Credit: Mark Kitaoka

        There is simply no way I can give this show anything but a totally positive review. As I watched it, I shook my head over its perfection. I loved Jeff Steitzer as the grumbling flower shop owner, Mushnik, and Joshua Carter made Seymour very memorable. With Skerritt's singing and acting, you will wonder how the city of Seattle can be lucky enough to hang on to her. To the young belles of Skid Row, Ronnette (Nicole Rashida Prothro), Chiffon (Alexandria Henderson) and Crystal (Naomi Morgan) I offer two thumbs up. They were great. Last but not least, Ekello J. Harrid, Jr, as the voice of Audrey II, and Eric Esteb as the Audrey II puppeteer, deserve plenty of applause. Orchestra, lighting, costumes, makeup, all of it contributed to a huge success.

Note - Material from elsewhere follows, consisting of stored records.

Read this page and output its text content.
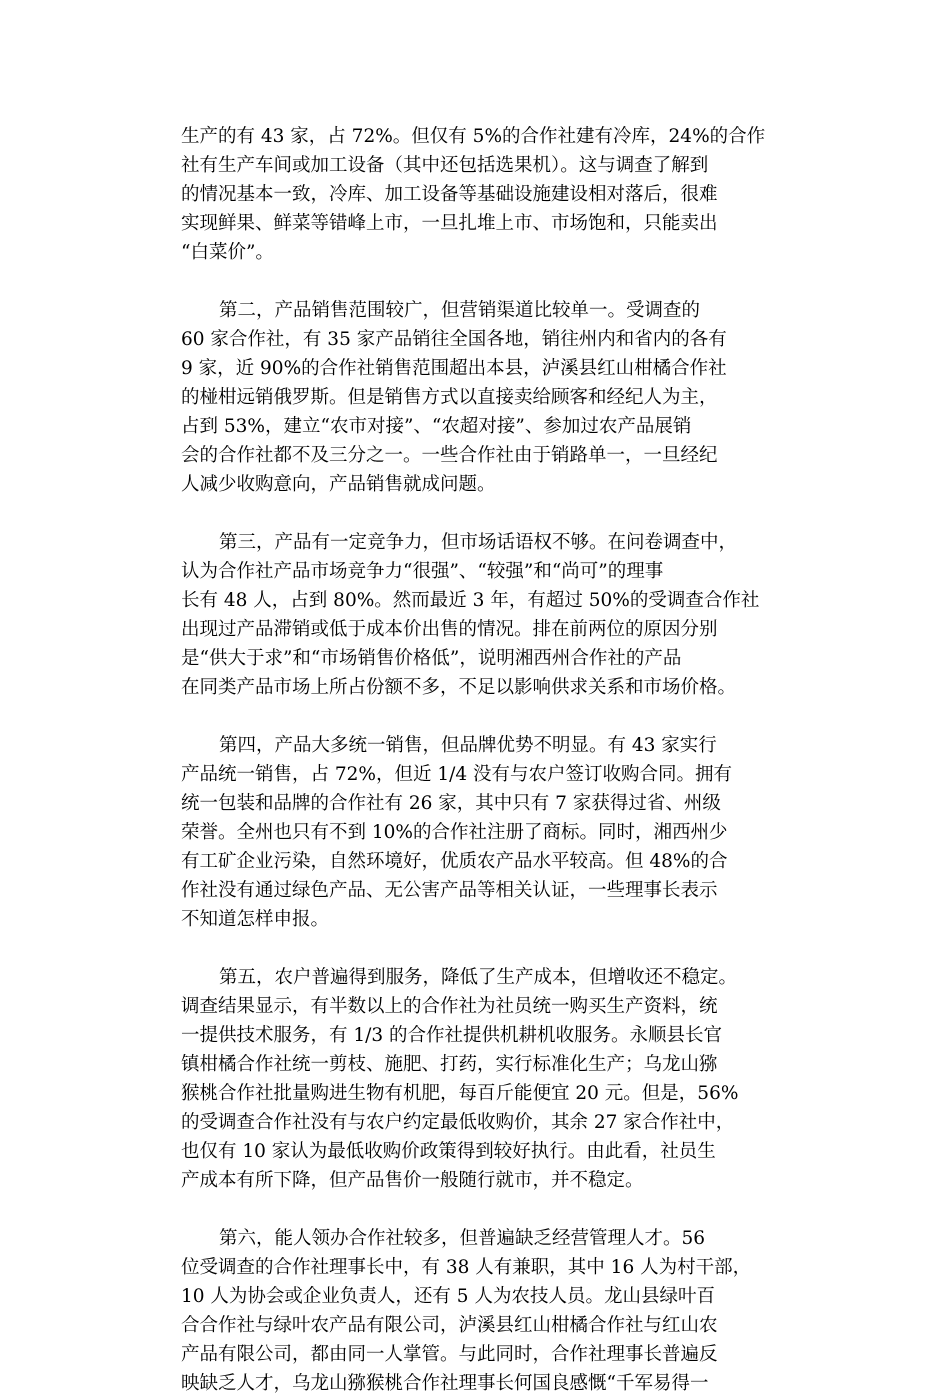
生产的有 43 家，占 72%。但仅有 5%的合作社建有冷库，24%的合作
社有生产车间或加工设备（其中还包括选果机）。这与调查了解到
的情况基本一致，冷库、加工设备等基础设施建设相对落后，很难
实现鲜果、鲜菜等错峰上市，一旦扎堆上市、市场饱和，只能卖出
“白菜价”。

第二，产品销售范围较广，但营销渠道比较单一。受调查的
60 家合作社，有 35 家产品销往全国各地，销往州内和省内的各有
9 家，近 90%的合作社销售范围超出本县，泸溪县红山柑橘合作社
的椪柑远销俄罗斯。但是销售方式以直接卖给顾客和经纪人为主，
占到 53%，建立“农市对接”、“农超对接”、参加过农产品展销
会的合作社都不及三分之一。一些合作社由于销路单一，一旦经纪
人减少收购意向，产品销售就成问题。

第三，产品有一定竞争力，但市场话语权不够。在问卷调查中，
认为合作社产品市场竞争力“很强”、“较强”和“尚可”的理事
长有 48 人，占到 80%。然而最近 3 年，有超过 50%的受调查合作社
出现过产品滞销或低于成本价出售的情况。排在前两位的原因分别
是“供大于求”和“市场销售价格低”，说明湘西州合作社的产品
在同类产品市场上所占份额不多，不足以影响供求关系和市场价格。

第四，产品大多统一销售，但品牌优势不明显。有 43 家实行
产品统一销售，占 72%，但近 1/4 没有与农户签订收购合同。拥有
统一包装和品牌的合作社有 26 家，其中只有 7 家获得过省、州级
荣誉。全州也只有不到 10%的合作社注册了商标。同时，湘西州少
有工矿企业污染，自然环境好，优质农产品水平较高。但 48%的合
作社没有通过绿色产品、无公害产品等相关认证，一些理事长表示
不知道怎样申报。

第五，农户普遍得到服务，降低了生产成本，但增收还不稳定。
调查结果显示，有半数以上的合作社为社员统一购买生产资料，统
一提供技术服务，有 1/3 的合作社提供机耕机收服务。永顺县长官
镇柑橘合作社统一剪枝、施肥、打药，实行标准化生产；乌龙山猕
猴桃合作社批量购进生物有机肥，每百斤能便宜 20 元。但是，56%
的受调查合作社没有与农户约定最低收购价，其余 27 家合作社中，
也仅有 10 家认为最低收购价政策得到较好执行。由此看，社员生
产成本有所下降，但产品售价一般随行就市，并不稳定。

第六，能人领办合作社较多，但普遍缺乏经营管理人才。56
位受调查的合作社理事长中，有 38 人有兼职，其中 16 人为村干部，
10 人为协会或企业负责人，还有 5 人为农技人员。龙山县绿叶百
合合作社与绿叶农产品有限公司，泸溪县红山柑橘合作社与红山农
产品有限公司，都由同一人掌管。与此同时，合作社理事长普遍反
映缺乏人才，乌龙山猕猴桃合作社理事长何国良感慨“千军易得一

The trio (l-r) Ronette (Nicole Rashida Prothro), and Crystal (Naomi Morgan), Chiffon (Alexandria Henderson) with Seymour (Joshua Carter) in Little Shop of Horrors, a co-production of ACT and The 5th Avenue Theatre.  
Credit: Tracy Martin
       Brilliantly directed by Bill Berry, this production of A Little Shop of Horrors has a sharp edge on its sense of fun. Like the Grimm's fairy tales that left children of earlier generations wide-eyed under the covers at night, it is spellbinding entertainment that pokes at our deepest fears: loneliness, emotional and physical pain, loss of control, and a gruesome death. We can laugh at the antics of the characters, their outlandish behavior, and how they fall prey to their own weaknesses, but underneath lies the greatest fear of all, the fear that perhaps each of us really does have our price, in spite of our denial. 
       I don't mean to sound too serious. I laughed again and again, and I didn't dwell too long on thoughts of morality. Believe me, when caught up in the fun of one evening's hilarious fantasy, you will at least rent out your soul for a couple of hours if you don't sell it outright. 
       The show runs through June 15, 2014, but you'd better order tickets soon. I hear they are disappearing as quickly as Audrey II's appetizers.